City property values down but Tasman up
Property values in Nelson and Tasman are between 3 and 5 per cent higher since the market peaks of 2007, but values in Nelson city have dropped in the past three months, Quotable Value New Zealand figures show.
The latest monthly property value index shows that property values in Nelson city are 4.4 per cent higher than the market peak in 2007, but have slumped by slightly more than half a percent in the past three months.
Values in Tasman are 3.6 per cent higher that during the peak in 2007, and have continued to increase over the past three months by 1.9 per cent.
QV Nelson valuer Geoff Butterworth said sales were down since October with the impact of the LVR and mortgage rates tightening.
People should not read too much into the 0.6 per cent drop in Nelson city over the last quarter because it only took a couple of sales to alter the change, he said.
QV national spokeswoman Andrea Rush said that nationwide residential values for March have increased 8.8 per cent over the past year, and 0.1 per cent over the past three months.
"This means they are now 12.6 per cent above the previous market peak of late 2007," she said.
Rush said the LVR "speed limits" and the Reserve Bank signalling further interest rate hikes is likely to be contributing to a levelling off in the growth of property values, and for the first time in more than two years a decrease was showing in some areas.
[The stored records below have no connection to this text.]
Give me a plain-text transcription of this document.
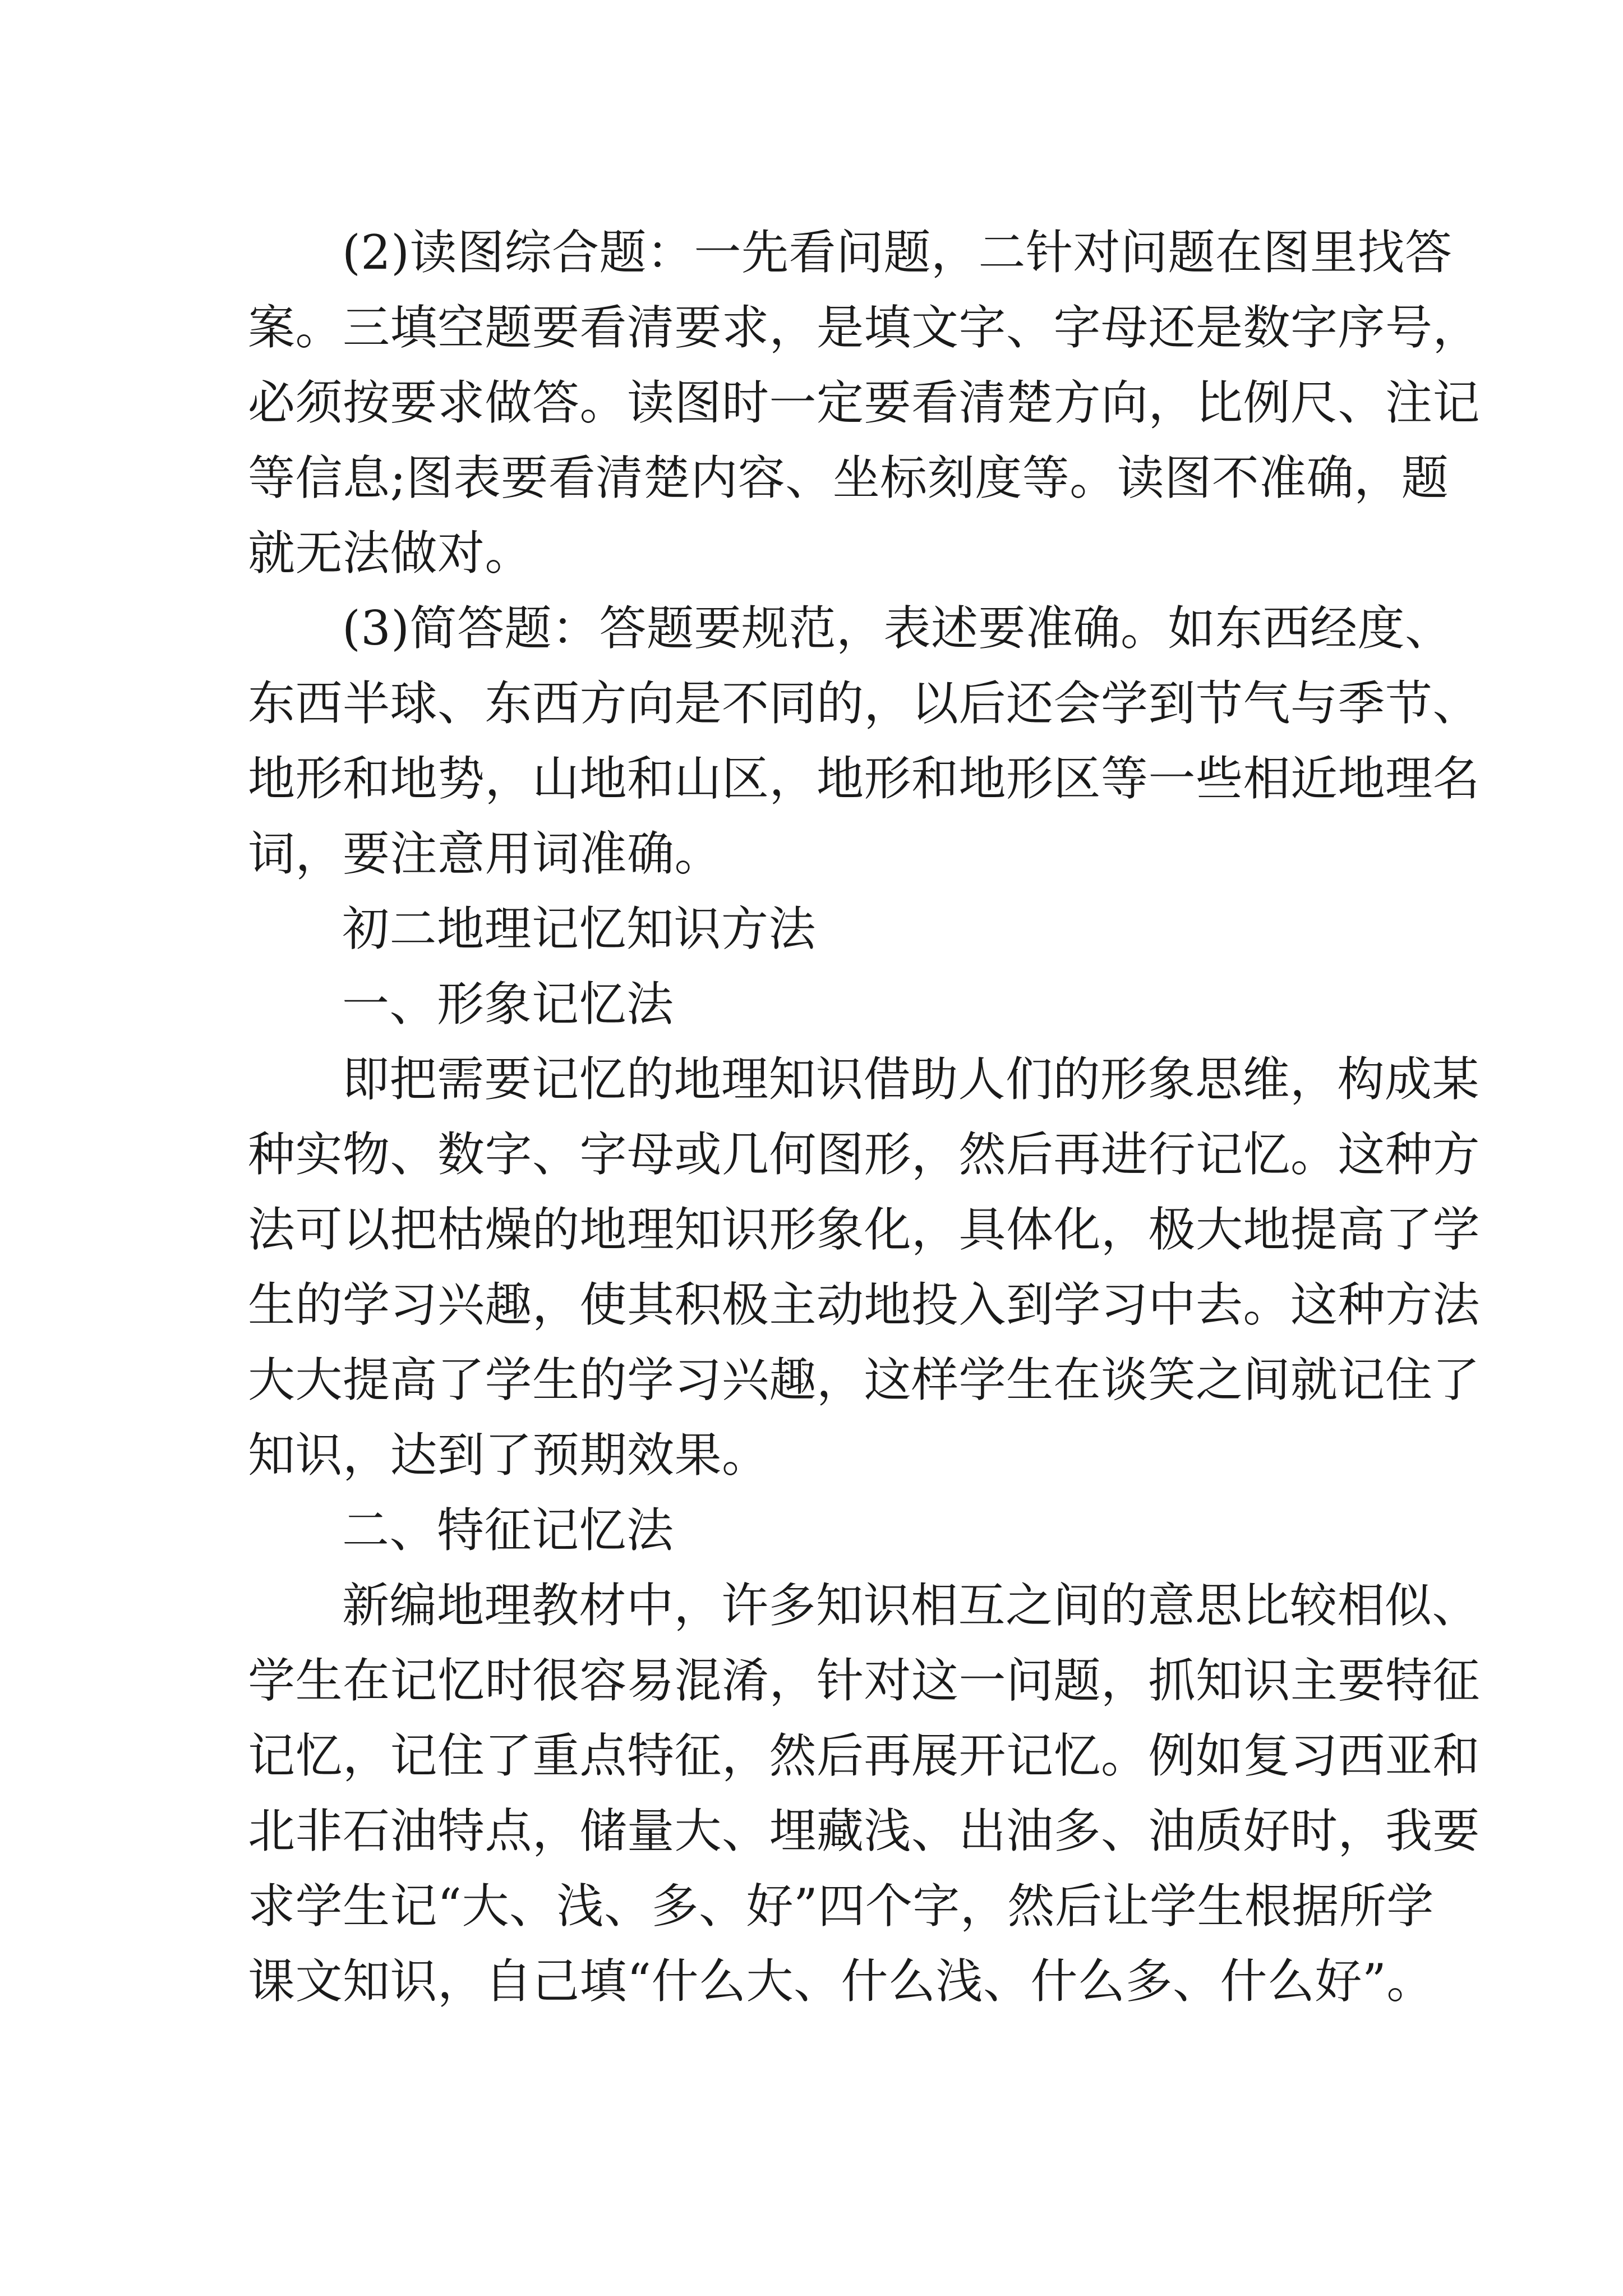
(2)读图综合题：一先看问题，二针对问题在图里找答
案。三填空题要看清要求，是填文字、字母还是数字序号，
必须按要求做答。读图时一定要看清楚方向，比例尺、注记
等信息;图表要看清楚内容、坐标刻度等。读图不准确，题
就无法做对。
(3)简答题：答题要规范，表述要准确。如东西经度、
东西半球、东西方向是不同的，以后还会学到节气与季节、
地形和地势，山地和山区，地形和地形区等一些相近地理名
词，要注意用词准确。
初二地理记忆知识方法
一、形象记忆法
即把需要记忆的地理知识借助人们的形象思维，构成某
种实物、数字、字母或几何图形，然后再进行记忆。这种方
法可以把枯燥的地理知识形象化，具体化，极大地提高了学
生的学习兴趣，使其积极主动地投入到学习中去。这种方法
大大提高了学生的学习兴趣，这样学生在谈笑之间就记住了
知识，达到了预期效果。
二、特征记忆法
新编地理教材中，许多知识相互之间的意思比较相似、
学生在记忆时很容易混淆，针对这一问题，抓知识主要特征
记忆，记住了重点特征，然后再展开记忆。例如复习西亚和
北非石油特点，储量大、埋藏浅、出油多、油质好时，我要
求学生记“大、浅、多、好”四个字，然后让学生根据所学
课文知识，自己填“什么大、什么浅、什么多、什么好”。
"Home loan approvals nationwide are also down about 10 per cent on the same time last year, overall sales volumes are similarly down and the amount of activity from first home buyers around the country is also well down on what it was prior to the LVR speed limits being applied in October," she said.
Values in the provincial centres were still variable.
In the South Island, Waimate District saw the greatest rise in values over the past year with values up 10.3 per cent on this time last year and up 6.2 per cent in the past three months.
Kaikoura District was also up 5.6 per cent year on year and 6.6 per cent since December.